At the time that it closed, Shurtleff had the distinction of being the oldest Baptist college west of the Appalachians. On June 30, 1957, the school became part of the Southern Illinois University system. Although a record number of students, 700, were enrolled in 1950, the last 28 students graduated in 1958. The SIU campus in Alton saw an influx of students, however, in 1965, SIU opened a campus in Edwardsville (now Southern Illinois University Edwardsville – SIUE). Seven years later the Board of Trustees made the decision to use the Alton campus for the SIU Dental School.

McKendree College in Lebanon, Illinois, broke even on the sale of perpetual scholarships, according to Rudolph. For every dollar it raised by selling scholarships, McKendree lost  a dollar. He also noted that Dickinson College in Carlisle, Pennsylvania, was running at a $3,000 deficit after only four years of selling the scholarships. The college was full of students not paying tuition and the money raised by the scholarships had long since been spent.

From 1853-1867, Northwestern University in Evanston, Illinois, sold $75,000 worth of perpetual scholarships in order to fund building construction. Most of Northwestern’s perpetual scholarships cost $100 when they were sold. About 350 students have made use of those scholarships, one graduating as recently as 2002.  Barrett Bridenhagen’s great-great-grandfather purchased one of the scholarships and because all the strict guidelines placed on the scholarships in 1959 had been met, she was able to use the scholarship. Potential recipients need to meet all admission qualifications. Other rules made in 1959 state that the scholarship covers only tuition, not room, board or fees and only one family member per generation may use the scholarship.

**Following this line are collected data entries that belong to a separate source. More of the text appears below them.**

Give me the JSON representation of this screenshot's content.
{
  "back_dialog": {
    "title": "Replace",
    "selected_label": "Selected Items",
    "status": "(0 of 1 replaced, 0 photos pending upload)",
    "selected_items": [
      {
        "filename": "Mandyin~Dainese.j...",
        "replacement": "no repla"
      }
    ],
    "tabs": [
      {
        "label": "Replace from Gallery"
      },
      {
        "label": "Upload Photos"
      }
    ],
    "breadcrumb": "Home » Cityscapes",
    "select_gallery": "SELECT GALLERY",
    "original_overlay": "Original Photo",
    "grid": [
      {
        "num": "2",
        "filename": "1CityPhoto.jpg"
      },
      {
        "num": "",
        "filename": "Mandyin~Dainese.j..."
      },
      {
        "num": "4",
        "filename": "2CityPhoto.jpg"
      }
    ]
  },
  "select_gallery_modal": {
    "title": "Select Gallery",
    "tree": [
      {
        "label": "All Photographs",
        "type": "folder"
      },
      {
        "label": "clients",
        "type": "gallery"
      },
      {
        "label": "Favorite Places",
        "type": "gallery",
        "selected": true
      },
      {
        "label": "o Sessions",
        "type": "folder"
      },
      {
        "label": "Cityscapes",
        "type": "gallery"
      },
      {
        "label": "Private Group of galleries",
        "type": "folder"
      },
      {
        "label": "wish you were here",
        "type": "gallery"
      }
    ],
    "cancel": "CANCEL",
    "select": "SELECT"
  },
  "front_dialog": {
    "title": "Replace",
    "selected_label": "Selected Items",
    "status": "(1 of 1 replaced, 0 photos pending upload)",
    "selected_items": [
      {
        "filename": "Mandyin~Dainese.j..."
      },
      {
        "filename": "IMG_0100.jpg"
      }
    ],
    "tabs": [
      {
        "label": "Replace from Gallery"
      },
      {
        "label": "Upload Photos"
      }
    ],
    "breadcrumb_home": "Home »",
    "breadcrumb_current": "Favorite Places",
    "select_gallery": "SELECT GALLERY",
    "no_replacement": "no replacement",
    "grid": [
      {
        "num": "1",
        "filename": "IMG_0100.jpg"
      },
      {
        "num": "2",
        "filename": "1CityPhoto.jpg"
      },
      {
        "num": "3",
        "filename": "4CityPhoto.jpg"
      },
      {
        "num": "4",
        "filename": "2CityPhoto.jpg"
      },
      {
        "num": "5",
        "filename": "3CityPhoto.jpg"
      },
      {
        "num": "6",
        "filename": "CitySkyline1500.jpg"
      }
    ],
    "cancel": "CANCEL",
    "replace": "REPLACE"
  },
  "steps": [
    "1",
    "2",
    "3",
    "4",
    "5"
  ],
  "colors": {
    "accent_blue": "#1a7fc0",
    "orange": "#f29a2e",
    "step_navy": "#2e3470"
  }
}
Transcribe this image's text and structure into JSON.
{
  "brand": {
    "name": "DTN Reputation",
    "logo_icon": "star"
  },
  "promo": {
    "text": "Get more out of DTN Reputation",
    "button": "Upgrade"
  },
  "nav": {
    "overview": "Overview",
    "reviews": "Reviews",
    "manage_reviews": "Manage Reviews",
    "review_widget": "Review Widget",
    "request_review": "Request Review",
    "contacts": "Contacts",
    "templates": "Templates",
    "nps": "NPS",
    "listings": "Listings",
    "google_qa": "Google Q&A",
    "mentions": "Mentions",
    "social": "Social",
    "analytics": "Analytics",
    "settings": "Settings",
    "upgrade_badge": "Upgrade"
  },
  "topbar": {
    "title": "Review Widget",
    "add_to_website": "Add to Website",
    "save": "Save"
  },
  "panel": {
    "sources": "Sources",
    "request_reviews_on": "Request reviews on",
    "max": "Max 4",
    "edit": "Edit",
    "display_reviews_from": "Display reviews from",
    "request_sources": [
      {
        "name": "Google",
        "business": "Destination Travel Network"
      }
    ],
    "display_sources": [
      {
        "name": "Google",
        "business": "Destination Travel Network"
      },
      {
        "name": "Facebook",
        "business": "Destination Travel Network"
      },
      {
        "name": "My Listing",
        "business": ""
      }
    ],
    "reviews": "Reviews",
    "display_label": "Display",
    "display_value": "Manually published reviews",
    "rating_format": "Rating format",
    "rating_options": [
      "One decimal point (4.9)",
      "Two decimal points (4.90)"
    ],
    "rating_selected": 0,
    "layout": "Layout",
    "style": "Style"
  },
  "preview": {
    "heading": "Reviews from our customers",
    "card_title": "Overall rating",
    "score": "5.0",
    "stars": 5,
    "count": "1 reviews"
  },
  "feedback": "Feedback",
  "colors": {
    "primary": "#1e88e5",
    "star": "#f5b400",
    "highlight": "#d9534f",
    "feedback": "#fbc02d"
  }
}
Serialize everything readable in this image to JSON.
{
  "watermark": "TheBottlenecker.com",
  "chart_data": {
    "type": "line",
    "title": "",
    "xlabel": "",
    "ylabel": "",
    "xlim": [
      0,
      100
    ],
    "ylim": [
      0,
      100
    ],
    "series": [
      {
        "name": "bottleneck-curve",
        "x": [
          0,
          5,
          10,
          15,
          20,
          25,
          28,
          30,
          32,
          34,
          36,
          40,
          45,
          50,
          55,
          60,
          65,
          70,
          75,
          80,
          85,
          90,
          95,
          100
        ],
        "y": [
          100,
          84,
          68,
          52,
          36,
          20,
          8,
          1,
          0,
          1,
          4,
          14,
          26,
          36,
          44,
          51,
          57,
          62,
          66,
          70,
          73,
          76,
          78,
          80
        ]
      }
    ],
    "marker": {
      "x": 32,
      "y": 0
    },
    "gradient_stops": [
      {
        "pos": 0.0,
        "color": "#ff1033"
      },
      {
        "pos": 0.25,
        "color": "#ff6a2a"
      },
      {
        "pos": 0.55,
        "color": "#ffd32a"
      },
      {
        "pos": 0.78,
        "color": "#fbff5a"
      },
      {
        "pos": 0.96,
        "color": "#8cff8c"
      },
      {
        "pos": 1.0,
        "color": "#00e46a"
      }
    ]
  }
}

After I posted this, Kylie Towers Smith, Kappa Kappa Gamma’s Archivist/Museum Curator, sent me this scan (below) of a Simpson College Scholarship Contract. ” I went to Simpson College on the hopeful promise of a perpetual scholarship, but my outstanding student loans attest otherwise. It’s a good thing my experience was priceless!”  

 

My thanks to a friend who sent me the Shurtleff certificate to give to the archives at SIU. I remember Dr. Jeff Aper discussing them in a History of Higher Education class but I never thought I’d see one up close and personal.